3. Et voici qu'un ange du Seigneur parut, qui lui dit : "Salomé, Salomé, le Maître de toute chose a entendu ta prière. Etends ta main sur le petit enfant, prends-le. Il sera ton salut et ta joie."
4. Et Salomé, toute émue, s'approcha de l'enfant, le prit dans ses bras, disant : "Je l'adorerai. Il est né un roi à Israël et c'est lui." Aussitôt Salomé fut guérie, et elle sortit de la grotte, justifiée. Et voici qu'une voix parla "Salomé, Salomé, n'ébruite pas les merveilles que tu as contemplées, avant que l'enfant ne soit entré à Jérusalem."

21.1. Alors que Joseph se préparait à partir pour la Judée une vive agitation éclata à Bethléem de Judée.
Les mages arrivèrent, disant : "Où est le roi des Juifs? Nous avons vu son étoile en Orient, et nous sommes venus l'adorer."
2. Cette nouvelle alarma Hérode qui dépêcha des serviteurs auprès des mages. Il convoqua aussi les grands prêtres et les interrogea au prétoire : "Qu'est-il écrit sur le Christ? demanda-t-il. Où doit-il naître?" Ils répondirent : "A Bethléem en Judée. Ainsi est-il écrit." Et il les congédia.
Puis il interrogea les mages, leur disant : "Quel signe avez-vous vu au sujet du roi nouveau-né?" Et les mages répondirent : "Nous avons vu une étoile géante, parmi les autres constellations, si éblouissante qu'elle les éclipsait toutes. Ainsi avons-nous compris qu'un roi était né à Israël et nous sommes venus l'adorer."
Hérode leur dit : "Partez à sa recherche, et si vous le trouvez, faites-le moi savoir afin que moi aussi j'aille l'adorer."
3. Les mages partirent. Et voici, l'astre qu'ils avaient vu en Orient les conduisit jusqu'à ce qu'ils fussent arrivés à la grotte, et au-dessus de la tête de l'enfant, il s'arrêta.
Quand ils l'eurent vu là, avec Marie sa mère, les mages tirèrent des présents de leurs sacs, or, encens et myrrhe.
4. Mais comme l'ange les avait avertis de ne pas repasser par la Judée, ils rentrèrent chez eux par un autre chemin.

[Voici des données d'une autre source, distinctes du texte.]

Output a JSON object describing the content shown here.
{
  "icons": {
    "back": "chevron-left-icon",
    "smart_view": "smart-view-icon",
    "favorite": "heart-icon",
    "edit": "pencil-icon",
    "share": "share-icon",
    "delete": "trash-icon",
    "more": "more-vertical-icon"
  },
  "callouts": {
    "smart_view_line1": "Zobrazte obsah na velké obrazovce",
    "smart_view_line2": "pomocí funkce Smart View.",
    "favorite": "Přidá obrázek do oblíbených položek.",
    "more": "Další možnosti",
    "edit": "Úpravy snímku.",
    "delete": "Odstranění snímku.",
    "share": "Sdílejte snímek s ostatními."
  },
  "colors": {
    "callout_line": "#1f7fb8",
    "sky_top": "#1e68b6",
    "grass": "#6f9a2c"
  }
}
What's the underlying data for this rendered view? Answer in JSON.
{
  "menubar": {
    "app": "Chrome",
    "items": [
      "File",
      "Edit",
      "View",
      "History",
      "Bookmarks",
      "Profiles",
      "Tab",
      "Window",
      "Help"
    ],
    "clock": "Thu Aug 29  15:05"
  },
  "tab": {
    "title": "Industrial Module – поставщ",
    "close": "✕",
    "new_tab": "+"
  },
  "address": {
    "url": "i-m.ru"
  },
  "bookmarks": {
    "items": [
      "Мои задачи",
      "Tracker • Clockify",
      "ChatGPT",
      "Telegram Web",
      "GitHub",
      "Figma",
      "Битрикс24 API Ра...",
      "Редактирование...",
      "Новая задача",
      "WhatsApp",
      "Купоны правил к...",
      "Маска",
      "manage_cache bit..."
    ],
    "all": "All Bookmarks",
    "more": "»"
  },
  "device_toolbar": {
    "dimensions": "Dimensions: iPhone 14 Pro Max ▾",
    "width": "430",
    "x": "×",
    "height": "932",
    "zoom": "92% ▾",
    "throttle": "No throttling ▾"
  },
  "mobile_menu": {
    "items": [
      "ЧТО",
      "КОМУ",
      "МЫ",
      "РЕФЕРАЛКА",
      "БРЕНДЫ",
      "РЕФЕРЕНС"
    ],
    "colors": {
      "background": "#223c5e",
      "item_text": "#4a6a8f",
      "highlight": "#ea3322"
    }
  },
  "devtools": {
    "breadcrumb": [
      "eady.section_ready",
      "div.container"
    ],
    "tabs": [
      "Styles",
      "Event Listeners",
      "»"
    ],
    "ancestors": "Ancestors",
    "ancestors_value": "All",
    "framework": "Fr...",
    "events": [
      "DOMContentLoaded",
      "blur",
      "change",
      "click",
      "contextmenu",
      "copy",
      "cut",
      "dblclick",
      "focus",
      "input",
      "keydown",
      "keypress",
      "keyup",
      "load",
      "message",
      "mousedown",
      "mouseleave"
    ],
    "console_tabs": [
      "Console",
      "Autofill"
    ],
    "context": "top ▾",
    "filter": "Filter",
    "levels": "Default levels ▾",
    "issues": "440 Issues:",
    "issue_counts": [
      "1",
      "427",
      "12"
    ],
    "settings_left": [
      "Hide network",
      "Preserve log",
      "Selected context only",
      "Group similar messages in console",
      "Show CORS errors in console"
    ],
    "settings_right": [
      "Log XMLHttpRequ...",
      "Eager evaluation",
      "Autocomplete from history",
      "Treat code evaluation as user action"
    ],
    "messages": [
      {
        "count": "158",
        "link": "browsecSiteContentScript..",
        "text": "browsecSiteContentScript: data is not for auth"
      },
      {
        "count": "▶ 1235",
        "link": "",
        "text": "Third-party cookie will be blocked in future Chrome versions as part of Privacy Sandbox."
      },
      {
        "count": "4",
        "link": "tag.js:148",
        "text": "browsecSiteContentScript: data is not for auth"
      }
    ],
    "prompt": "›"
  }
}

22.1. Alors Hérode, voyant qu'il avait été joué par les mages, se mit en colère et envoya des tueurs avec mission de faire périr tous les enfants jusqu'à l'âge de deux ans.
2. Quand Marie apprit ce massacre, saisie d'effroi, elle prit l'enfant, l'emmaillota et le cacha dans une mangeoire à bétail.
3. Elisabeth, qui avait appris que l'on cherchait Jean, l'emporta et gagna la montagne, et elle regardait à la ronde où le dissimuler mais elle n'apercevait point de cachette. Alors elle se mit à gémir, disant : "Montagne de Dieu, accueille une mère et son enfant !" Car la frayeur l'empêchait de monter. Aussitôt la montagne se fendit et la reçut en son sein, tout en laissant filtrer une clarté pour elle. Car un ange du Seigneur était avec eux et il les protégeait.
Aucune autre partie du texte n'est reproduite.